Sumimasen, moshiwake arimasen, wakarimasen.

Memakrokan blog mikro: Kumpulan status


Sejak ada Facebook, saya bisa disebut rutin update status. Sehari bisa beberapa kali update. Status adalah tulisan berisi ungkapan campur aduk atas apa yang mencuat di kepala. Bila di masa sebelumnya perlu medium seperti diary, atau mesin ketik, lalu komputer untuk menulis kilatan-kilatan pikiran, kesan di perjalanan, dan lain-lain, kini ada medium yang lebih sederhana.

Dengan modal Blackberry yang always connected ke Internet, menulis status adalah hal yang amat mudah. Jadi Facebook itu semacam diary terbuka. Belakangan hal yang sama ada di Twitter yang disebut sebagai blog mikro.

Terkait komentar beberapa rekan serta belajar dari tulisan Nassim Nicholas Taleb (Ranjang Prokrustes), saya jadi tergoda untuk memampangkan kumpulan status sebagai upaya mengisi blog.
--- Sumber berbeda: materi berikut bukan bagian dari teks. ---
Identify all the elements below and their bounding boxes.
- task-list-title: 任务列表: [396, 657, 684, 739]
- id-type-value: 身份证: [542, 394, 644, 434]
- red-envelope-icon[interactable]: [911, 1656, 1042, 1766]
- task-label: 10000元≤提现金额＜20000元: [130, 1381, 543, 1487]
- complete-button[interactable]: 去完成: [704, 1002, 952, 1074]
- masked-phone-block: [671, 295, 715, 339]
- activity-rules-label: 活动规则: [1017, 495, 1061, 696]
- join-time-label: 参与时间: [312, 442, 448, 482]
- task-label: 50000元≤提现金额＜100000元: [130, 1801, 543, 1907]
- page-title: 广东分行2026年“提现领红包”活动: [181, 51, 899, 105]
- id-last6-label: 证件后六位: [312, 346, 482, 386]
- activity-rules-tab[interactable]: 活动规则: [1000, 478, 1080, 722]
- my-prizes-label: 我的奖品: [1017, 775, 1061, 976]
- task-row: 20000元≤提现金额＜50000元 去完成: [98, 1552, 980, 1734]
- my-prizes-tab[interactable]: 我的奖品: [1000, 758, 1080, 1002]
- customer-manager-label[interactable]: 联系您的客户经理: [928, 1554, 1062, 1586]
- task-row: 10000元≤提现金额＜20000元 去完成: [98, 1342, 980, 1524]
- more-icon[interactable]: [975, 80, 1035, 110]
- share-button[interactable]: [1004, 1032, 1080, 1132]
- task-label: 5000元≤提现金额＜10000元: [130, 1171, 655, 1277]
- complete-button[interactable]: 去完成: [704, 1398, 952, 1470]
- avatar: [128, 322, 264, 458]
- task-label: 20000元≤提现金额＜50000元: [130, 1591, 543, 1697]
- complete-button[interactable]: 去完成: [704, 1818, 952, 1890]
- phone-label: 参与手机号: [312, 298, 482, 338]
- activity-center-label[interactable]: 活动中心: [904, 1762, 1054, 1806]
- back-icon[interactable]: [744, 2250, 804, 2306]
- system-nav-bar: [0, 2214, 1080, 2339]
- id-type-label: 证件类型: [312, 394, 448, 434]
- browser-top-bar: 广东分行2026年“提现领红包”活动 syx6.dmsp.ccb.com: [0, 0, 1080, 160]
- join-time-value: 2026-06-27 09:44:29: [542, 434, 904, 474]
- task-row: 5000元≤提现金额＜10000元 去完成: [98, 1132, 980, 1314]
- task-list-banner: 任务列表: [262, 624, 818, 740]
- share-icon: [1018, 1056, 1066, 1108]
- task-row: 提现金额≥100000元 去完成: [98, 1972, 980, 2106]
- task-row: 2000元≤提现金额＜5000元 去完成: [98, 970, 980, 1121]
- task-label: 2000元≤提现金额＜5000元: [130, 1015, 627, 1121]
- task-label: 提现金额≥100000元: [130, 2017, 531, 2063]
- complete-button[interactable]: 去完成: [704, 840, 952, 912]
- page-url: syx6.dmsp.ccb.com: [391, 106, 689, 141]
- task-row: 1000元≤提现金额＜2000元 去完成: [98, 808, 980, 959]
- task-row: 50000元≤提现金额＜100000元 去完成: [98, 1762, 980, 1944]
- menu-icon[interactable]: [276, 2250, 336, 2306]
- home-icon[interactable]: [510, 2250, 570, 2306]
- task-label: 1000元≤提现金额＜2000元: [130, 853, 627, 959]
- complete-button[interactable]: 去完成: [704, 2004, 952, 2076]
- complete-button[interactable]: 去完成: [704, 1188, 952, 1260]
Apalagi blog saya dalam tiga bulan terakhir nyaris kosong.

Sayangnya, di Facebook tidak ada fitur untuk menyusun status-status yang pernah kita buat di masa lalu menjadi jajaran kalimat status berurutan. Selalu saja bercampur dengan komentar dan segala macam aktivitas yang kita lakukan di Facebook. Di Twitter saya belum terlalu banyak aktivitas. Twitter bisa menyusun timeline status meskipun urutannya terbalik.

***
Saya beruntung bahwa menulis sebagian besar status lewat Blackberry. Karena ada bermacam kesulitan teknis dalam menyusun status sambil online di mobile web Facebook, saya biasa menulis dulu status itu dalam Notes, baru saya copy ke situs Facebook. Jadi, kalau ada kegagalan koneksi, saya masih punya back up. Bahkan banyak komentar saya di facebook pun saya simpan dengan cara yang sama. Maklum, pakai Blackberry Pearl yang semi-qwerty itu ada kesulitan tambahan dalam mengetik secara online.

Tapi ya itu, ada untungnya, saya jadi punya arsip yang tersimpan dalam format txt. Seluruhnya ada lebih dari 50 file. Masing-masing file berisi puluhan status.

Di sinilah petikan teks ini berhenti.